The new Smith Reynolds Airport Board held its first meeting on Tuesday, Feb. 19, and was briefed on the recent efforts conducted by an Aerotropolis Task Force that is co-chaired by County Commissioner Chair David Plyler and Winston-Salem Mayor Allen Joines. The Task Force was formed after a study was conducted by Dr. Jack Kasarda and Brent Lane of Aerotropolis Business Concepts LLC, to explore how Smith Reynolds Airport can become more of an economic driver for the entire community.
Winston-Salem Chamber of Commerce President Mark Owens attended the meeting and talked about the Chamber’s roll and how to best include the Airport in local economic development efforts.
“Throughout the process, we’ve been able to find out what a true gem our airport is and the many great opportunities we have with the surrounding areas,” Owens told the Airport Board.
Since the study was released last year, a Task Force, made up of community leaders, has been actively looking at how the airport can connect to the activities happening at the Innovation Quarter, Whitaker Park and local universities, along with how it can attract new innovations like drones and vertical take-off and landing (VTOL) aircraft. The Task Force is also looking at how to market available land and building space at the airport and potential uses for other county properties located near it.
Owens said the process includes outreach to the community surrounding the airport to make sure that the resulting development and the jobs that are created benefit everyone.
Aerotropolis was just one of several issues related to the airport that the new board heard. The airport, which is owned by Forsyth County, officially became a county department this year. The organizational change gives the airport access to more county resources, including $1.1 million recently allocated by county commissioners to address some of Smith Reynold’s capital maintenance needs. The Airport Commission of Forsyth County, which was established to govern the airport in 1949, has now been replaced by the Airport Board, which is made of seven members appointed by the county commissioners.

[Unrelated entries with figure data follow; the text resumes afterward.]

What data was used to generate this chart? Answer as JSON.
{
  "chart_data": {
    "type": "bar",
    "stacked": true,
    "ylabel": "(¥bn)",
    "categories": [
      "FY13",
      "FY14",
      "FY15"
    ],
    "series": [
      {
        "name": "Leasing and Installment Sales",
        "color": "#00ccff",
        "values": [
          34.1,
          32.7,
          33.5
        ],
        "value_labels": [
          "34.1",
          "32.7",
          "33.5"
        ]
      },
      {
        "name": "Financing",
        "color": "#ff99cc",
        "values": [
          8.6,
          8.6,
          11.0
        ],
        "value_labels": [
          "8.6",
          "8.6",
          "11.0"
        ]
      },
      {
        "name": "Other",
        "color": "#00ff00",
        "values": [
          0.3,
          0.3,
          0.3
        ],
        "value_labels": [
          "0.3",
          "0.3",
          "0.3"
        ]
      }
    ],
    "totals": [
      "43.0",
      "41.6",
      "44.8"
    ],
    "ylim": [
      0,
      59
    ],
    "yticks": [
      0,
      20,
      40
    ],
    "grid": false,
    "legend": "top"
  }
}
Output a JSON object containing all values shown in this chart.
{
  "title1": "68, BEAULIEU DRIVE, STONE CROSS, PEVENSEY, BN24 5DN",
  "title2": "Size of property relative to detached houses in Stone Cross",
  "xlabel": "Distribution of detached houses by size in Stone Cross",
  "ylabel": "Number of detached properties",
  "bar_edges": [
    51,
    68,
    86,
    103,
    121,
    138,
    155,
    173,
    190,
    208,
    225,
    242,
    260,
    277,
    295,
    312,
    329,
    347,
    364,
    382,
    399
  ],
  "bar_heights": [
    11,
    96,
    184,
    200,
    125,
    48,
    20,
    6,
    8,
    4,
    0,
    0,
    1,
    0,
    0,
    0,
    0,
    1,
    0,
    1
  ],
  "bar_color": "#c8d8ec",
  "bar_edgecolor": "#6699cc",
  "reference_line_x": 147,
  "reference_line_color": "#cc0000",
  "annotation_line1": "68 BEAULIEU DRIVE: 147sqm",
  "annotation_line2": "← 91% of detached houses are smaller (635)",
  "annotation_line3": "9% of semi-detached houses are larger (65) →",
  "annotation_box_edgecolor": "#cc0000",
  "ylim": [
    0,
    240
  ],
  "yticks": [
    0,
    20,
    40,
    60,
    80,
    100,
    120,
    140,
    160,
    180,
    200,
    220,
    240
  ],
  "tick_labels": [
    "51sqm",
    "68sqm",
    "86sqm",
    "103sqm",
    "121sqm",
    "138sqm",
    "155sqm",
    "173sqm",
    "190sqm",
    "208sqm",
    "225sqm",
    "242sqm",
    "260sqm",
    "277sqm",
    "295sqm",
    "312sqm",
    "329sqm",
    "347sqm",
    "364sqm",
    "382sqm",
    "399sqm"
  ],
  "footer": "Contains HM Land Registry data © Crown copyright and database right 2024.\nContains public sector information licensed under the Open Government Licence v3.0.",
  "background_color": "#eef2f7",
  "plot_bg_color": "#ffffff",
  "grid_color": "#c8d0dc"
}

It’s a new board filled with familiar faces. It consists of the five members of the former Airport Commission, which are Scott Piper, James Shaw, Thomas McKim, Perry Hudspeth and County Commissioner Ted Kaplan. Former Chamber CEO Gayle Anderson and Inmar CEO David Mounts, who were part of the Airport Advisory Board that helped guide the airport through its reorganization last year, are also now part of the Airport Board.
“The transition has worked out as seamlessly as we could’ve possibly hoped,” said Piper, who is Airport Board chair.
Piper said the county services the airport now has access to have been helpful. He said the Aerotropolis concept is a critical part of the airport’s future and bringing awareness to what an asset Smith Reynolds is to the innovation community. The study was originated by Anderson, when she was Chamber CEO, and now has the support of the city, the county and local business leaders.
Smith Reynolds, a 700 acre general aviation airport located on North Liberty Street, is currently used for corporate and recreational aviation and has commercial tenants who provide services like flight training and Maintenance Overhaul and Repair (MRO) on large passenger aircraft. A recent state study found that the airport and its related aviation and aerospace assets have an $801 million impact on the local economy and support 3,585 jobs. This was the highest impact among North Carolina’s 62 general aviation public airports.
The airport has numerous capital projects planned. Construction is expected to begin this summer on a voter-approved bond project for a $16.6 million Forsyth Tech Aviation Center at the airport that will train students in MRO work. The airport and Forsyth Tech plan to partner with nearby high schools to encourage students to participate in the program. There’s also plans to build an additional ramp to park aircraft on and to renovate the terminal building, both of which are tentatively expected to begin construction next year.
The next Airport Board meeting will be March 21 at 4 p.m.